The Chicago – New York Electric Air Line Railroad (CNY) was a proposed high-speed electric air-line railroad between Chicago and New York City. At roughly 750 miles (1,210 km) it would have been over 150 miles (240 km) shorter than the two primary steam railroads on that route, the New York Central Railroad and Pennsylvania Railroad. The promoters' vision proved wildly optimistic, and in the end only a short interurban route in the vicinity of Gary, Indiana, was built and operated. It was the most ambitious of several such proposals, all of which ended in failure.
The Air Line was not the first proposed high-speed electric railway. In 1893 Dr. Wellington Adams promoted a 252-mile (406 km) Chicago–St. Louis route with a maximum operating speed of 100 miles per hour (160 km/h). Adams believed the new railroad could be built in a year for $5.5 million. Trade publications ridiculed the proposal and it went nowhere.

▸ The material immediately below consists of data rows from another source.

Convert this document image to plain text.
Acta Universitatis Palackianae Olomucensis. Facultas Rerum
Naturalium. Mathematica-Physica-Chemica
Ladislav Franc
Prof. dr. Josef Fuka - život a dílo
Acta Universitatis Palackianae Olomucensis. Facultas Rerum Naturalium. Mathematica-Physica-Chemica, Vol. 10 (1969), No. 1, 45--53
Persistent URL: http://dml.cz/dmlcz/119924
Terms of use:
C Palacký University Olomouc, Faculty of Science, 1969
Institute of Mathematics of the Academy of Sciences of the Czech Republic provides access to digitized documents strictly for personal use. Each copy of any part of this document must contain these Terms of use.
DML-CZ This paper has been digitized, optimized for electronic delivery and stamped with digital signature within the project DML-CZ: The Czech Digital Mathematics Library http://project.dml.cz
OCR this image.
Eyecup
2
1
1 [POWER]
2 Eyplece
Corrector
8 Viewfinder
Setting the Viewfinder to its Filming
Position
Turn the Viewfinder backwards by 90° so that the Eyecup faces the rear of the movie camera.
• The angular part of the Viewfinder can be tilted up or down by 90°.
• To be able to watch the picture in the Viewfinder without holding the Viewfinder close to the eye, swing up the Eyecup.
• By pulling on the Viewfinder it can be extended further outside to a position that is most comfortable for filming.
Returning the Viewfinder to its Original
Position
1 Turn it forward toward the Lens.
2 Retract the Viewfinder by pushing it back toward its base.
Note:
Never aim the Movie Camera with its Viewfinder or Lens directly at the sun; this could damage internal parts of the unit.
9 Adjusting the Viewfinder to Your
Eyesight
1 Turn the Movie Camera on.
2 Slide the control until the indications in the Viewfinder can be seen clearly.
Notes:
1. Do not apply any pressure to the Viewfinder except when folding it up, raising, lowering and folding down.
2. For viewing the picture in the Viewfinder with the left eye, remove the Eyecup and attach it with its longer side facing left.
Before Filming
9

The proposed Air Line, first announced in 1906, was far more ambitious than that proposal. The proposed physical characteristics of the route were impressive and far ahead of contemporary practice: grades not exceeding 1%, no grade crossings, and straight route which would be 150 miles (240 km) shorter than other routes. Trains would run at 100 miles per hour (160 km/h) and complete the journey between Chicago and New York in 10 hours. At the time the two fastest trains between New York and Chicago, the New York Central Railroad's 20th Century Limited and the Pennsylvania Railroad's Pennsylvania Special (forerunner of the more famous Broadway Limited), each required twenty hours to make the journey.